What’s that? Are those wedding bells ringing in the distance? There are – for you.
Yet you haven’t popped the question. Honestly, this is a good situation to be in. The reason being is that you have a lot to consider before getting engaged.
It might sound silly because the point of getting engaged is to profess your undying love for someone else. You see yourself spending your life with no one else but your partner.
But there’s a little more to that. While you and your partner are deeply in love, you need to also ask yourselves whether you’re ready for marriage? And we don’t mean in the “Am I really ready for marriage?” way; rather, you should ask whether you and your partner are financially prepared for marriage.
Haven’t had the money talk with your partner just yet? Now is the time to have it. Not only can you determine whether your futures align, but you can also make smart money moves to get your marriage started off on the right foot. Here are the essential financial topics you and your new fiance should talk about:
1. Have the money talk.
Time to lay everything out on the table. What’s your debt, income, credit score, assets, monthly budget, and more? The two of you will be sharing a home and family soon, and you need to make sure you’re on the right page. It will also help you determine what you’re both able to spend, both from the start and in the long term. For instance, how much do you want to spend on your wedding? What’s your budget for men’s wedding bands?
2. Discuss your (financial) future.
The two of you should equally discuss where you see your lives going. In particular, what will your future together look like, both as individuals and as a family? This includes:
- When you’d like to get a home
- Whether or not you want kids (and how many)
- Whether you’re happy in your careers
- If you ever want to start your own business
- What investment options you’d be comfortable with
- What you’re comfortable spending on
- Will your kids pay for college themselves or will you help?
- When do you both hope to retire?
This will help you both understand what your financial future will look like, along with whether or not your financial needs and interests truly align.
3. Manage your debt.
Listen, debt is a common part of life. Sometimes things aren’t as financially strong as you’d hope they were, and you need to cover your costs in a quick way. If you or your spouse have a significant amount of debt on your shoulders, you should immediately begin working on cutting it down. It might be stressful to do, but it’s an important way of starting your marriage off on the right foot.
4. Begin investing in your future.
Another important thing you and your partner can do is to begin investing in your future. This is important, as it will help ensure the two of you can avoid getting into debt, all while being able to feasibly support yourselves, both with your jobs and outside of them. Common ways to improve your financial portfolio include:
- Buying a home
- Buying real estate
- Investing in fractional real estate – real estate owned in percentages by separate people
- Investing in stocks and (potentially) in cryptocurrencies
These are simple ways to bolster and diversify your portfolio, protecting your financial security and assets.
5. Open a joint savings account, once engaged.
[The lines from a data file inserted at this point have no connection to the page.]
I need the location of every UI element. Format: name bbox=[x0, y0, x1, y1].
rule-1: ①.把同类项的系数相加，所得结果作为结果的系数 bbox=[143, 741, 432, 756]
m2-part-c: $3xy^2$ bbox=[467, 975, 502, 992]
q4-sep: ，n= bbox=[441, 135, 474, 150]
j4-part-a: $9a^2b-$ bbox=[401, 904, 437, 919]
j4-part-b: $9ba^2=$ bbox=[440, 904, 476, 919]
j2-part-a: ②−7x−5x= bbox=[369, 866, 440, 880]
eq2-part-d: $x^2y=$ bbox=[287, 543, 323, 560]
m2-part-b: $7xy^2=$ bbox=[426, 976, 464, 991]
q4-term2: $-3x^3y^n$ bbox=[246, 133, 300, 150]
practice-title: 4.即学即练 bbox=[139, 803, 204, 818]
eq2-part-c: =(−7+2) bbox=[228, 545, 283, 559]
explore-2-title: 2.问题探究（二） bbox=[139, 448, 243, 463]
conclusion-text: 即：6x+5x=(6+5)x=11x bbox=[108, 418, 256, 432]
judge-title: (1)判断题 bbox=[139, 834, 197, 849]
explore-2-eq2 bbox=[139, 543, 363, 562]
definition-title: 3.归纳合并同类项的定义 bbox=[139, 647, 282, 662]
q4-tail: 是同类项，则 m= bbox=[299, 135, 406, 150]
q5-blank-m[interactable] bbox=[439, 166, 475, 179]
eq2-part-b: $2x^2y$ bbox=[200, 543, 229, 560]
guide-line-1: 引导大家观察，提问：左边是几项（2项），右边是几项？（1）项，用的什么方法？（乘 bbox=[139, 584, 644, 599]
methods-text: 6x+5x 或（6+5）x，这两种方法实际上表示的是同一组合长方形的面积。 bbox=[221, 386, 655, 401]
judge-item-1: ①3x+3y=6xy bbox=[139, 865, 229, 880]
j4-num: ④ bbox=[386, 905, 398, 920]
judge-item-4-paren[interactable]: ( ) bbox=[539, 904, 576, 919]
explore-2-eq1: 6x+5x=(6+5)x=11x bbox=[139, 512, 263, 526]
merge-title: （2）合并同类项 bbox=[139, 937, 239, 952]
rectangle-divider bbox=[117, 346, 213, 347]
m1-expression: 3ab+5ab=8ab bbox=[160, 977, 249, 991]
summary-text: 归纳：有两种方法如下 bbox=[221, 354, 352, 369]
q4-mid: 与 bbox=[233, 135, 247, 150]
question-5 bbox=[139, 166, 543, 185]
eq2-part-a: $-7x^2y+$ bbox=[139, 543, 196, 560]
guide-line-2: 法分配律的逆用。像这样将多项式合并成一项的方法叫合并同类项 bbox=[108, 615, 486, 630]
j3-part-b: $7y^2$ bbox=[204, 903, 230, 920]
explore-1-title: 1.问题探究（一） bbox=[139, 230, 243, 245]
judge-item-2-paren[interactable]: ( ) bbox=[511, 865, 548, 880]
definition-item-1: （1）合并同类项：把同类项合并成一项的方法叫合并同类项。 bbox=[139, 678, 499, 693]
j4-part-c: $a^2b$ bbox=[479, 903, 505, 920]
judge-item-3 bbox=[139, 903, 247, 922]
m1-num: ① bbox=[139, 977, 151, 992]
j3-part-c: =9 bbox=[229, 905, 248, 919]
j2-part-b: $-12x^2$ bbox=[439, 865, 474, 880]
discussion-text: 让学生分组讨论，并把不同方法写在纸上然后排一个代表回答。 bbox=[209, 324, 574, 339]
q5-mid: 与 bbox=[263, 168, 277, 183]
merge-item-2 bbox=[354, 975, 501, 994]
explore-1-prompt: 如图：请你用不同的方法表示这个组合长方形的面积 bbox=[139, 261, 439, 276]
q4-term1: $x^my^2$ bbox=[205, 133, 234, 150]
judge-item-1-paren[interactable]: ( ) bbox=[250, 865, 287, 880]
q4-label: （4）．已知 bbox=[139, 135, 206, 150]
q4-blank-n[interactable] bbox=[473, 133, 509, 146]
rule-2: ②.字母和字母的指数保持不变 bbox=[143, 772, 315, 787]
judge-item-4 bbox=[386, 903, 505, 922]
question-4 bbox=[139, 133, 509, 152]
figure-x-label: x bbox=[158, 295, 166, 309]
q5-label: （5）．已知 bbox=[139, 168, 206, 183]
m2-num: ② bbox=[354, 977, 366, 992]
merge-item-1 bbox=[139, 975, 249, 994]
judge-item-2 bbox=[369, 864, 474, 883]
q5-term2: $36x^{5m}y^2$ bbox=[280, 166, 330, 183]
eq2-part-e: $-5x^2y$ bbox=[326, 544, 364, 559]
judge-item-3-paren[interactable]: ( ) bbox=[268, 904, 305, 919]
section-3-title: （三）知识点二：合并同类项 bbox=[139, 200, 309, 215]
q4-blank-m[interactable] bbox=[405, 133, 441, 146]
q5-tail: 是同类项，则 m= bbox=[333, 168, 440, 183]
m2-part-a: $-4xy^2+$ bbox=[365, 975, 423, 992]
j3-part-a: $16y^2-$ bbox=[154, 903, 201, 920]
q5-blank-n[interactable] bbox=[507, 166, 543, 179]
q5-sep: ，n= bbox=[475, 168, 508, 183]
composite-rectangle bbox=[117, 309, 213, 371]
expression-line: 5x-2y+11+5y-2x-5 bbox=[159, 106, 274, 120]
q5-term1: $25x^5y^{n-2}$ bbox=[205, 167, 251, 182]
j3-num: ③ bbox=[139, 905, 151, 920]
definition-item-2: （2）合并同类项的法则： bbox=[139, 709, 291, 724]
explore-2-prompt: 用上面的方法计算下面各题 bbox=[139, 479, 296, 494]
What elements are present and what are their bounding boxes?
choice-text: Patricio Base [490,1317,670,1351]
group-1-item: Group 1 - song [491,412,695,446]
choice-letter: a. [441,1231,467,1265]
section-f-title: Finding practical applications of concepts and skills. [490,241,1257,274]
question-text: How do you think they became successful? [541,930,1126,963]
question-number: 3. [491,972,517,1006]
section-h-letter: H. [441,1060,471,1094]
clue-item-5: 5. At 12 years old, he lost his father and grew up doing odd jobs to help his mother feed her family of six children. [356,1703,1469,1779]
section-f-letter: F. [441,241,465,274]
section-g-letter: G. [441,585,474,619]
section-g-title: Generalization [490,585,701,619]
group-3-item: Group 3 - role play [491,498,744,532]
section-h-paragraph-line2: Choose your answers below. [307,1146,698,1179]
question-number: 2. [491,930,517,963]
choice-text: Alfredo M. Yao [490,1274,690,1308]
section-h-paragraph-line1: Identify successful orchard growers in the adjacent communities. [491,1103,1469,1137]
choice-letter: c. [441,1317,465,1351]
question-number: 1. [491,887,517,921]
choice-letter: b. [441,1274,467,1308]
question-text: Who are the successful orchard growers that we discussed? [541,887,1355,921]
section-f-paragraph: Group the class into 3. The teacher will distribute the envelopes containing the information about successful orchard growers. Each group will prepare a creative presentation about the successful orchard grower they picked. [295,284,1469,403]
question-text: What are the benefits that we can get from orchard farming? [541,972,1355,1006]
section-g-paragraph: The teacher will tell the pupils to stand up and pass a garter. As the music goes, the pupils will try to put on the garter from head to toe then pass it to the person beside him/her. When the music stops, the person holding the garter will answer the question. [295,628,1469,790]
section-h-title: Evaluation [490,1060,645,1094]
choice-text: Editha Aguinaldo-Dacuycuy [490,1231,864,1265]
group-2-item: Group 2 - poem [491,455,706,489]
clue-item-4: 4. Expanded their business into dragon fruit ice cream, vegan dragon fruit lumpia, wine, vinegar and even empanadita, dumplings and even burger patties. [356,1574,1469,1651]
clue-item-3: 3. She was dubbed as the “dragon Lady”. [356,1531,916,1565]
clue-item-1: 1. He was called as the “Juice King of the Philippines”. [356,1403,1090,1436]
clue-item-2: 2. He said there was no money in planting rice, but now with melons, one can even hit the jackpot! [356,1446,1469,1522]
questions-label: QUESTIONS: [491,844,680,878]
Another great way to make the most of your funds is to both contribute to a high annual percentage yield (APY) savings account – a bank account that accrues a lot of interest every year. By the two of you contributing to the same account, you’ll be putting more money in, which means you’ll be producing higher yields.
It’s also a great way for the two of you to evaluate your financial standing. Seeing your savings balance can help you determine whether you can handle another kid when you can consider a renovation for your home and more.
6. Create financial rules.
Mistakes will happen. The two of you will eventually have disagreements on how money should be spent, whether it’s a new car or sending your child to a private high school. But that’s okay. It just requires regular cooperation. The best way to do this is to have regular conversations and to set a game plan the two of you can follow, starting with your current spending and all the way to retirement planning.
For instance, you might not want to spend an arm and a leg on your wedding. If you both agree on this, the two of you can have a backyard wedding to up the intimacy and save money for building your new family.
7. Start saving.
Last, you and your spouse need to start setting money aside, if you haven’t already. And not just into your savings and checking account. You and your spouse need to start saving up for retirement – so you can enjoy your later lives once you’re both done with work, the kids are out of the house, and you have grandchildren of your own.
The two of you should create 401k accounts you can contribute to through your employer. Your employer will match up to a certain percent, which makes it even more important to contribute, as you’ll be setting aside more money than you’re technically making.
A general rule calls for setting aside 10% of your pre-tax paycheck into a 401k account. If you want to set aside more for retirement, you can assign another 3% to 5% to a Roth IRA, which is taken out of your paycheck post-taxes – the benefit being that your Roth retirement funds won’t be taxed when they are paid out in retirement, including all the growth that happened in your funds. Don’t forget to move your savings out of the initial Roth settlement fund into high-growth stocks and index funds, or your money will sit perpetually in stasis.
There’s no right way to create a secure financial future for you and your spouse. Things happen, jobs come and go, and your situation may change now and then. But that’s okay. As long as you and your partner have a game plan, you can make it through the highs and lows. After all, you’re in this together, for better, for worse.